IBJ reporters and editors won national gold and silver honors Saturday from the Alliance of Area Business Publishers for coverage in 2016 that included stories about a controversial vaping law, a Salesforce expansion in Indianapolis and free trade issues.
Judges from the University of Missouri’s School of Journalism evaluated 438 writing, photography, digital and design entries from 42 publications. IBJ competes in the largest publications category against business journals in Los Angeles, New York, Chicago and other major cities.
The judges called the story an “impressive feat, detailing how legislation was crafted to benefit a single company, and providing a fascinating window into a business that often exists in the shadows.” They credited Colombo with “great digging, strong sourcing and clear, powerful writing.”
Colombo won a silver award in explanatory writing for a story about free trade that the judges lauded for going “beyond the political talk” and examining “how restrictions on free trade might hurt Indiana.”
She also shared a silver award with IBJ reporter Susan Orr in a category honoring local coverage of a national or economic story for coverage of President Donald Trump’s efforts to keep Carrier jobs in Indianapolis. Judges called the series “excellent enterprise on a story of national importance.”

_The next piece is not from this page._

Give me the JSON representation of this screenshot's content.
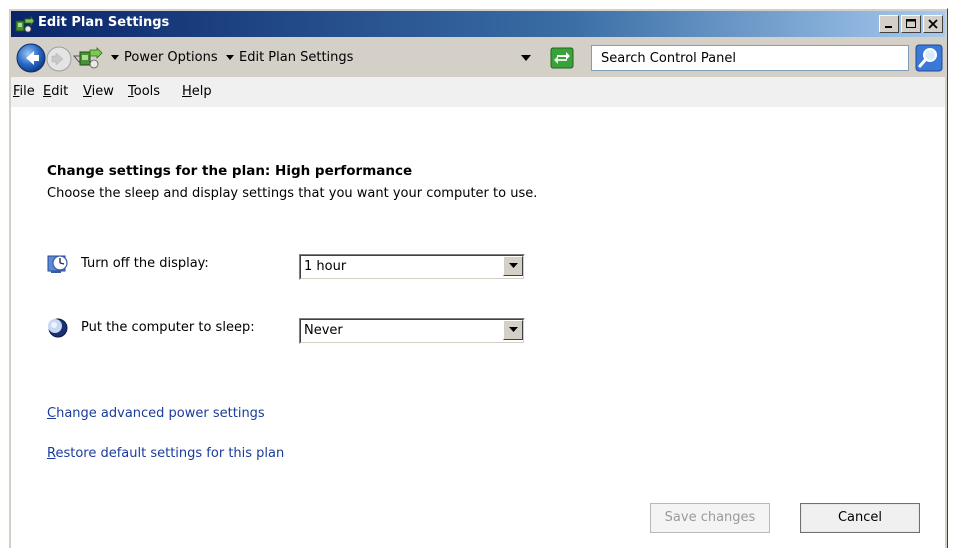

An IBJ team—reporters Scott Olson and Jared Council and editors Mason King and Jeff Newman—won a gold award for best coverage of local breaking news for stories about the Salesforce decision to add 800 jobs in Indianapolis and move into what would become Salesforce Tower.
“These stories provide smart, thorough reporting of the tech company’s announcement of [its] downtown expansion,” the judges said. “Good use of additional stories to add context and provide more information.”
The judges said King’s voice “shines through each edition” of Eight@8. “Strong active verbs and cheeky writing hook readers’ interest and make this a great read,” they said.
Judges said #IBJtech “offers strong, informative headlines that don’t feel like clickbait. It also has summaries of the stories that give just enough information to let the reader know whether he or she wants to click the More button.”
Reporter Anthony Schoettle won a silver award for body of work by a single reporter. Judges said the “wide-ranging subjects make this entry stand out: The complicated business operation behind the Indianapolis Motor Speedway, a WNBA star turned fashion consultant, and the battleground of dashboard radio.”
IBJ also won a silver award for editorial writing for an editorial about the vaping law that judges said provided “an impressive display of original thought in constructing an argument against a law that over-regulated the e-liquid industry.” The editorial made “its point sharply and forcefully,” they said.
AABP handed out the awards Saturday at its summer conference in Dallas.